Passwords match exactly. Biometric embeddings — and, more broadly, the feature vectors inside any modern recognizer — do not: every measurement carries a different noise realization, and the resulting embedding drifts. The whole point of using a biometric is to spare the user the burden of carrying a secret, so the basic challenge of biometric template protection (BTP) is to authenticate fuzzy data without a secret key while keeping the underlying biometric private. Standard cryptography is not directly applicable, and the right repair depends on the deployment setting.
In verification (1:1 matching), the absence of a secret key is exactly the design constraint. Storing the template in plaintext leaks the underlying biometric the moment the database is breached, and encrypting it under a user-held key reintroduces the burden biometrics was meant to remove. What is needed instead is a public-key-only transformation that keeps the embedding matchable but irreversible — so that the protected template can be released without leaking the source biometric. My work on the verification side combines real-valued error-correcting codes with hash functions to do exactly this: IronMask (CVPR 2021), Deep Face Template Protection in the Wild (Pattern Recognition 2025), and SilverMask (IEEE Access 2026), the last introducing a fine-grained noise-correction mechanism.
In identification (1:N search) the operational picture is different. At airport-scale or building-access-control scale, a single long-lived secret key held by the deciding party is a reasonable assumption — the convenience constraint is on the user side, not the operator. That assumption opens the door to homomorphic encryption: the server can match a probe against millions of enrolled templates without ever decrypting them. The catch is cost — a naïve homomorphic distance over every template is far too slow in practice. IDFace (ICCV 2025) closes that gap with an efficient encoding paired with an almost-isometric transformation, pushing large-scale homomorphic identification into a practical regime.

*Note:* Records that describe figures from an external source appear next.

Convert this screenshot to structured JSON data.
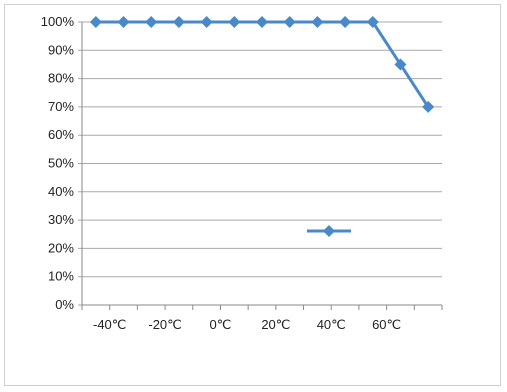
{
  "chart_data": {
    "type": "line",
    "title": "",
    "xlabel": "",
    "ylabel": "",
    "x": [
      -45,
      -35,
      -25,
      -15,
      -5,
      5,
      15,
      25,
      35,
      45,
      55,
      65,
      75
    ],
    "series": [
      {
        "name": "",
        "color": "#4a89c8",
        "marker": "diamond",
        "values": [
          100,
          100,
          100,
          100,
          100,
          100,
          100,
          100,
          100,
          100,
          100,
          85,
          70
        ]
      }
    ],
    "x_tick_labels": [
      "-40℃",
      "-20℃",
      "0℃",
      "20℃",
      "40℃",
      "60℃"
    ],
    "x_tick_values": [
      -40,
      -20,
      0,
      20,
      40,
      60
    ],
    "y_tick_labels": [
      "0%",
      "10%",
      "20%",
      "30%",
      "40%",
      "50%",
      "60%",
      "70%",
      "80%",
      "90%",
      "100%"
    ],
    "ylim": [
      0,
      100
    ],
    "xlim": [
      -50,
      80
    ],
    "grid": "horizontal",
    "legend": {
      "placement": "inside-bottom-right",
      "series_name": ""
    }
  }
}
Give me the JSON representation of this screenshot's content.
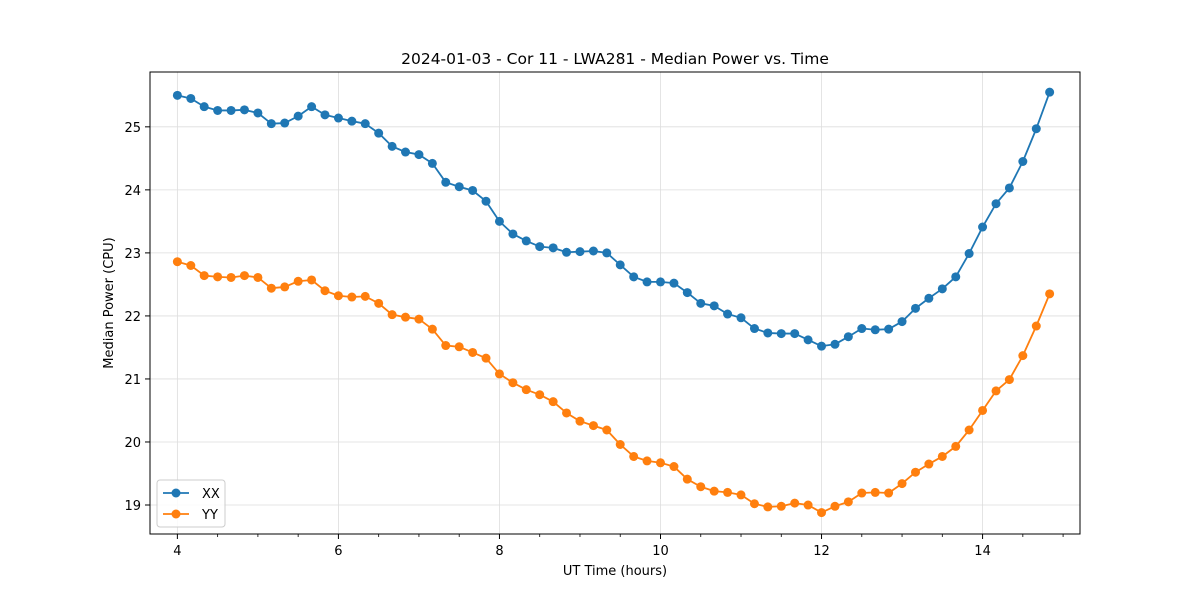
{
  "chart_data": {
    "type": "line",
    "title": "2024-01-03 - Cor 11 - LWA281 - Median Power vs. Time",
    "xlabel": "UT Time (hours)",
    "ylabel": "Median Power (CPU)",
    "xlim": [
      3.66,
      15.21
    ],
    "ylim": [
      18.54,
      25.87
    ],
    "xticks": [
      4,
      6,
      8,
      10,
      12,
      14
    ],
    "xtick_labels": [
      "4",
      "6",
      "8",
      "10",
      "12",
      "14"
    ],
    "yticks": [
      19,
      20,
      21,
      22,
      23,
      24,
      25
    ],
    "ytick_labels": [
      "19",
      "20",
      "21",
      "22",
      "23",
      "24",
      "25"
    ],
    "grid": true,
    "legend_position": "lower-left",
    "x": [
      4.0,
      4.167,
      4.333,
      4.5,
      4.667,
      4.833,
      5.0,
      5.167,
      5.333,
      5.5,
      5.667,
      5.833,
      6.0,
      6.167,
      6.333,
      6.5,
      6.667,
      6.833,
      7.0,
      7.167,
      7.333,
      7.5,
      7.667,
      7.833,
      8.0,
      8.167,
      8.333,
      8.5,
      8.667,
      8.833,
      9.0,
      9.167,
      9.333,
      9.5,
      9.667,
      9.833,
      10.0,
      10.167,
      10.333,
      10.5,
      10.667,
      10.833,
      11.0,
      11.167,
      11.333,
      11.5,
      11.667,
      11.833,
      12.0,
      12.167,
      12.333,
      12.5,
      12.667,
      12.833,
      13.0,
      13.167,
      13.333,
      13.5,
      13.667,
      13.833,
      14.0,
      14.167,
      14.333,
      14.5,
      14.667,
      14.833
    ],
    "series": [
      {
        "name": "XX",
        "color": "#1f77b4",
        "values": [
          25.5,
          25.45,
          25.32,
          25.26,
          25.26,
          25.27,
          25.22,
          25.05,
          25.06,
          25.17,
          25.32,
          25.19,
          25.14,
          25.09,
          25.05,
          24.9,
          24.69,
          24.6,
          24.56,
          24.42,
          24.12,
          24.05,
          23.99,
          23.82,
          23.5,
          23.3,
          23.19,
          23.1,
          23.08,
          23.01,
          23.02,
          23.03,
          23.0,
          22.81,
          22.62,
          22.54,
          22.54,
          22.52,
          22.37,
          22.2,
          22.16,
          22.03,
          21.97,
          21.8,
          21.73,
          21.72,
          21.72,
          21.62,
          21.52,
          21.55,
          21.67,
          21.8,
          21.78,
          21.79,
          21.91,
          22.12,
          22.28,
          22.43,
          22.62,
          22.99,
          23.41,
          23.78,
          24.03,
          24.45,
          24.97,
          25.55
        ]
      },
      {
        "name": "YY",
        "color": "#ff7f0e",
        "values": [
          22.86,
          22.8,
          22.64,
          22.62,
          22.61,
          22.64,
          22.61,
          22.44,
          22.46,
          22.55,
          22.57,
          22.4,
          22.32,
          22.3,
          22.31,
          22.2,
          22.02,
          21.98,
          21.95,
          21.79,
          21.53,
          21.51,
          21.42,
          21.33,
          21.08,
          20.94,
          20.83,
          20.75,
          20.64,
          20.46,
          20.33,
          20.26,
          20.19,
          19.96,
          19.77,
          19.7,
          19.67,
          19.61,
          19.41,
          19.29,
          19.22,
          19.2,
          19.16,
          19.02,
          18.97,
          18.98,
          19.03,
          19.0,
          18.88,
          18.98,
          19.05,
          19.19,
          19.2,
          19.19,
          19.34,
          19.52,
          19.65,
          19.77,
          19.93,
          20.19,
          20.5,
          20.81,
          20.99,
          21.37,
          21.84,
          22.35
        ]
      }
    ]
  }
}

Cutting across both is the question of which transformations are actually irreversible. Many published BTP schemes — locality- sensitive hashing, random projection, learned transformations — turn out to be invertible under modern decoders. IEEE TDSC 2025 gives a unified account of when LSH-based protections leak the underlying template, and when they do not.
Many adjacent problems reduce to the same primitive: securely computing cosine similarity between high-dimensional vectors. Privacy-preserving retrieval for RAG, fuzzy private set intersection, and other high-dimensional similarity-search settings all share the geometry studied above and connect naturally to this line of work.
Empirical robustness is fragile — a recognizer that resists today's attacks can fall to tomorrow's. Certified robustness sidesteps the arms race by giving a mathematical guarantee: no adversarial perturbation within a specified radius can flip the decision. Adapting this framework to recognition is non-trivial: the standard randomized-smoothing toolbox assumes classification, while recognition lives on a metric space.
Our work at ECCV 2024 and IEEE T-BIOM 2025 studies how certified-robustness analyses transfer to recognition geometry, identifies where the assumptions break, and proposes targeted fixes.